Wie das RKI mitteilte, erreicht Deutschland damit nicht das nationale Ziel, den Antibiotikaverbrauch in der ambulanten und stationären Versorgung bis 2030 um neun Prozent gegen­über 2019 zu senken. Um dieses Ziel aus der nationalen Strategie zur Bekämpfung von Antibiotika­resistenzen (DART 2030) zu erreichen, seien weitere Anstrengungen notwendig – insbesondere beim Antibiotic Stewardship, dem gezielten und verantwortungsvollen Einsatz von Antibiotika.

Im November sollen Daten zum ambulanten Bereich vorliegen

Wie weit Deutschland insgesamt vom Reduktionsziel entfernt ist, lässt sich laut dem Institut erst beurteilen, wenn auch die aktuellen Daten aus der ambulanten Versorgung vorliegen. Sie sollen im November anlässlich der Weltwoche zur Aufklärung über antimikrobielle Resistenzen veröffentlicht werden. 

Bei den Antibiotikaresistenzen weisen erste Auswertungen des RKI auf eine problematische Entwicklung beim Bakterium Escherichia coli hin. Resistenzen gegen häufig eingesetzte Cephalosporine der dritten Generation, eine Gruppe von Antibiotika mit breitem Wirkspektrum, stellten ein zunehmendes Problem dar, so das Institut. Fielen diese Antibiotika für die Behandlung aus, seien die Therapieoptionen deutlich eingeschränkt. An der Antibiotika-Resistenz-Surveillance (ARS) beteiligten sich 126 Labore.Die detaillierten Auswertungen zu den nationalen Resistenzzielen will das Institut ebenfalls im November vorlegen.

Antibiotika zählen zu den wichtigsten Arzneimitteln der modernen Medizin. Werden sie zu häufig oder falsch eingesetzt, können Bakterien resistent werden und Infektionen schwerer behandelbar sein.

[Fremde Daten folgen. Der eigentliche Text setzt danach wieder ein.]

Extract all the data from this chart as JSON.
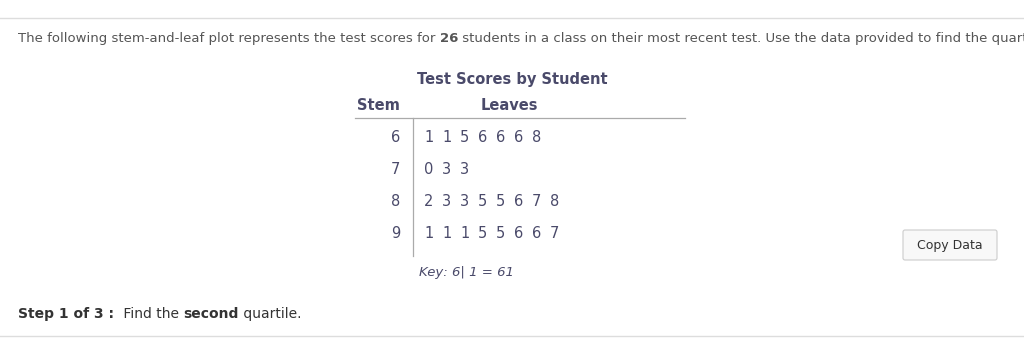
{
  "title": "Test Scores by Student",
  "header_stem": "Stem",
  "header_leaves": "Leaves",
  "rows": [
    {
      "stem": "6",
      "leaves": [
        "1",
        "1",
        "5",
        "6",
        "6",
        "6",
        "8"
      ]
    },
    {
      "stem": "7",
      "leaves": [
        "0",
        "3",
        "3"
      ]
    },
    {
      "stem": "8",
      "leaves": [
        "2",
        "3",
        "3",
        "5",
        "5",
        "6",
        "7",
        "8"
      ]
    },
    {
      "stem": "9",
      "leaves": [
        "1",
        "1",
        "1",
        "5",
        "5",
        "6",
        "6",
        "7"
      ]
    }
  ],
  "key_text": "Key: 6| 1 = 61",
  "intro_pre": "The following stem-and-leaf plot represents the test scores for ",
  "intro_bold": "26",
  "intro_post": " students in a class on their most recent test. Use the data provided to find the quartiles.",
  "copy_button_text": "Copy Data",
  "bg_color": "#ffffff",
  "text_color": "#4a4a6a",
  "intro_text_color": "#555555",
  "step_text_color": "#333333",
  "button_bg": "#f8f8f8",
  "button_border": "#cccccc",
  "font_size_intro": 9.5,
  "font_size_title": 10.5,
  "font_size_header": 10.5,
  "font_size_table": 10.5,
  "font_size_key": 9.5,
  "font_size_step": 10,
  "font_size_button": 9
}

In Europa werden nach Angaben des RKI jährlich rund 35.000 Todesfälle mit Antibiotikaresistenzen in Verbindung gebracht – mehr als im Straßenverkehr. 

Für die Antibiotika-Verbrauchs-Surveillance (AVS) für das Berichtsjahr 2025 haben 593 Kranken­häuser aus ganz Deutschland Daten übermittelt.